Oleh: Ustadz Arif Syarifudin, Lc
Definisi
Masjid ( مَسْجِد ) –dengan kasroh pada huruf jim-
dalam bahasa Arab adalah isim makan (kata keterangan tempat) dari kata ( سَجَدَ – يَسْجُدُ – سُجُودًا , artinya bersujud) yang menyelisihi timbangan aslinya yaitu ( مَسْجَد ) –dengan fathah pada huruf
jim-. Maka arti kata ( مَسْجِد ) adalah tempat bersujud, dan
bentuk jamaknya adalah ( مَسَاجِد ). Nabi shallallahu ‘alaihi wa
sallam bersabda:

Adapun menurut istilah yang
dimaksud masjid adalah suatu bangunan yang memiliki batas-batas tertentu yang
didirikan untuk tujuan beribadah kepada Allah seperti shalat, dzikir, membaca
al-Qur’an dan ibadah lainnya. Dan lebih spesifik lagi yang dimaksud masjid di
sini adalah tempat didirikannya shalat berjama’ah, baik ditegakkan di dalamnya
shalat jum’at maupun tidak. Allah berfirman,
” … , (tetapi) janganlah kamu
campuri mereka (istri-istri kamu) itu sedang kamu ber-i’tikaf dalam mesjid …” (QS. Al-Baqarah: 187)
“Dan sesungguhnya masjid-masjid
itu adalah kepunyaan Allah. Maka janganlah kamu menyembah seseorangpun di
dalamnya di samping (menyembah) Allah.” (QS. Al-Jin:18)
“Dan siapakah yang lebih aniaya
daripada orang yang menghalang-halangi menyebut nama Allah dalam
masjid-masjid-Nya dan berusaha untuk merobohkannya?
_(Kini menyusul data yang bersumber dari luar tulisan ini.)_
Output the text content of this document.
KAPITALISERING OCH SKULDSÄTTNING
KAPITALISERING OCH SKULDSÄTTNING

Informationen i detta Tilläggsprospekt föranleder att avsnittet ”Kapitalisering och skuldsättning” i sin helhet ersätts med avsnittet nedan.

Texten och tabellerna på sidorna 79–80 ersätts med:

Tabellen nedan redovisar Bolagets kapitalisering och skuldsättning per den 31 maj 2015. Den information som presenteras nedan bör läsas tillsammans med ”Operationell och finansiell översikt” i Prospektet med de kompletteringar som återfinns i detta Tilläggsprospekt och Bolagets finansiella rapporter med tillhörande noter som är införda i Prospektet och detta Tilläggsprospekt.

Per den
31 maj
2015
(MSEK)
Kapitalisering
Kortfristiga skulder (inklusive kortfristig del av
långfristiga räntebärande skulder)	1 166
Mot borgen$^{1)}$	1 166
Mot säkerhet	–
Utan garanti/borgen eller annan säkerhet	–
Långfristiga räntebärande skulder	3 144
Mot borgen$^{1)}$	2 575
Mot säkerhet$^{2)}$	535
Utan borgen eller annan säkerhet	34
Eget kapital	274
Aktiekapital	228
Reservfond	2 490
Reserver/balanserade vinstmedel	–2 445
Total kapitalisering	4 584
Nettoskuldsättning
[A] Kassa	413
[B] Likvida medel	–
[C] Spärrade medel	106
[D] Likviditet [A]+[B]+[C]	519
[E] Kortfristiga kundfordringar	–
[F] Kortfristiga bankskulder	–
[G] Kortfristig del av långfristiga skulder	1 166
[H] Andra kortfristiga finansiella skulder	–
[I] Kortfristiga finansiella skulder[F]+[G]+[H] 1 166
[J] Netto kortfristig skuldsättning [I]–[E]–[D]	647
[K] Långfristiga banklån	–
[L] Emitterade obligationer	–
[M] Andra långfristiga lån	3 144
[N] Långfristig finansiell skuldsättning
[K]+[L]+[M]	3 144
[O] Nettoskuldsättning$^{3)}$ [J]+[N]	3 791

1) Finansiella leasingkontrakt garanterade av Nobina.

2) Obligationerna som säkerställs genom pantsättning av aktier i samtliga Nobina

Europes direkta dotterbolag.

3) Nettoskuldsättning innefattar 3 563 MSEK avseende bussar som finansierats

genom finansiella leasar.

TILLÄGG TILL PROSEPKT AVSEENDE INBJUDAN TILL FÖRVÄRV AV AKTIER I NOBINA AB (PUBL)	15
Mereka itu tidak sepatutnya
masuk ke dalamnya (masjid Allah), kecuali dengan rasa takut (kepada Allah).
Mereka di dunia mendapat kehinaan dan di akhirat mendapat siksa yang berat.” (QS. Al-Baqarah:114)
“Hanyalah yang memakmurkan
masjid-masjid Allah ialah orang-orang yang beriman kepada Allah dan hari
kemudian, serta tetap mendirikan sholat, menuaikan zakat dan tidak takut
(kepada siapapun) selain kepada Allah, maka merekalah orang-orang yang
diharapkan termasuk golongan orang-orang yang mendapat petunjuk.” (QS. At-Taubah:18)
Adapun kata “memakmurkan” adalah
salah satu arti dari sebuah kata dalam bahasa Arab yaitu ( عَمَرَ – يَعْمُرُ -عِمَارَةً ) yang juga memiliki banyak arti lain di antaranya: menghuni
(mendiami), menetapi, menyembah, mengabdi (berbakti), membangun (mendirikan),
mengisi, memperbaiki, mencukupi, menghidupkan, menghormati dan memelihara.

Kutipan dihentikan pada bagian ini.